Equally importantly, we’re moving from a world of knowledge stocks, where competitive advantage resides in proprietary knowledge of lasting value, to a world of knowledge flows, where competitive advantage can only be attained by participating effectively in a larger and more diverse set of knowledge flows. In a world that’s changing more rapidly with growing uncertainty, knowledge stocks depreciate in value at an accelerating rate.
This suggests an alternative rationale for institutions. Rather than pursuing scalable efficiency, perhaps we need a new set of institutions that can drive scalable learning, helping participants to learn faster by working together. While simple to state and intuitively appealing, this requires profound changes to our institutional landscape.
Rather than relying on rigid push programs, we need to increasingly develop scalable pull platforms where people can draw out people and resources where they are needed and when they are needed, not just to perform pre-defined tasks, but to engage in creative problem-solving as unanticipated challenges arise. Interestingly, the authors of Race Against the Machine, cite a number of promising entrepreneurial initiatives that all turn out to be examples of scalable pull platforms, but they don’t step back to really develop what is different about these pull platforms or to explore their potential for accelerated learning and performance improvement.
These pull platforms have an interesting property. They not only accommodate, but demand, the attributes of participants that are least susceptible to automation – imagination, creativity, genuine insight and emotional and moral intelligence. In fact, these pull platforms catalyze, cultivate and reward these attributes – the same attributes that are so suspect in today’s push driven institutions. In pull-driven institutions, participants are no longer fungible cost items but instead become fully visible as assets with the potential for virtually unlimited development.

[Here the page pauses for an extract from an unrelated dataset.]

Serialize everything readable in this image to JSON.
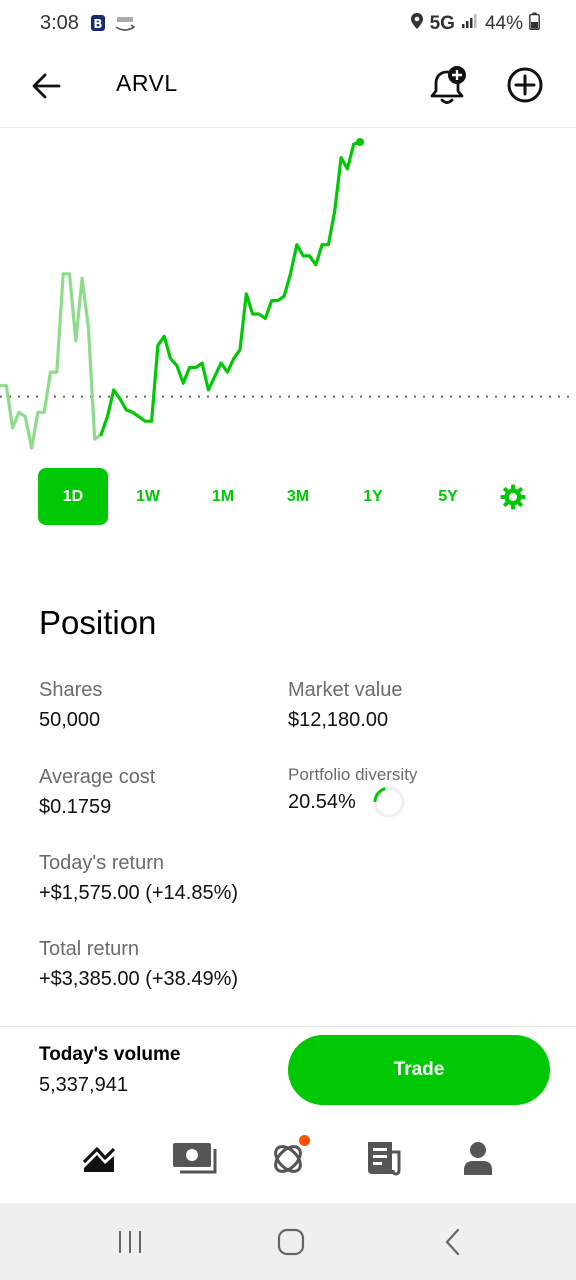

One more point. These pull platforms are much more challenging to scale without digital technology infrastructure. At long last, we will have an institutional framework that requires us to race with the machine, rather than simply racing against the machine.
This emergence of pull-based institutions isn’t simply confined to the domain of corporations. It will pervade all institutional domains. For example, our educational system is a classic push driven environment – not surprising, given that its primary mission was to prepare individuals to enter the workforce of push driven corporations. Adopting this institutional re-framing in education points out the limitations of the authors’ recommendations on education – simply investing more money and working longer hours in a push driven educational environment will have only marginal impact at best.
The bottom line
Until and unless we re-frame the challenges we face, we’ll have little hope of developing effective programs of change. At its core, this isn’t a technological challenge, but an institutional challenge. We're dealing with a set of institutions that are increasingly inappropriate for the mounting pressure we face. At an even more fundamental level, it's a mindset challenge – it’s about our beliefs about the kinds of institutions that we need to assure our prosperity and well-being.
The good news is that if we can re-frame the challenge, the challenge becomes an opportunity. For the first time, we have an opportunity to build institutions that can help all of us to achieve more of our potential and increasingly differentiate us from machines, while harnessing their power to amplify our efforts. We have reached a point in our history where small moves, smartly made, can set very big things in motion.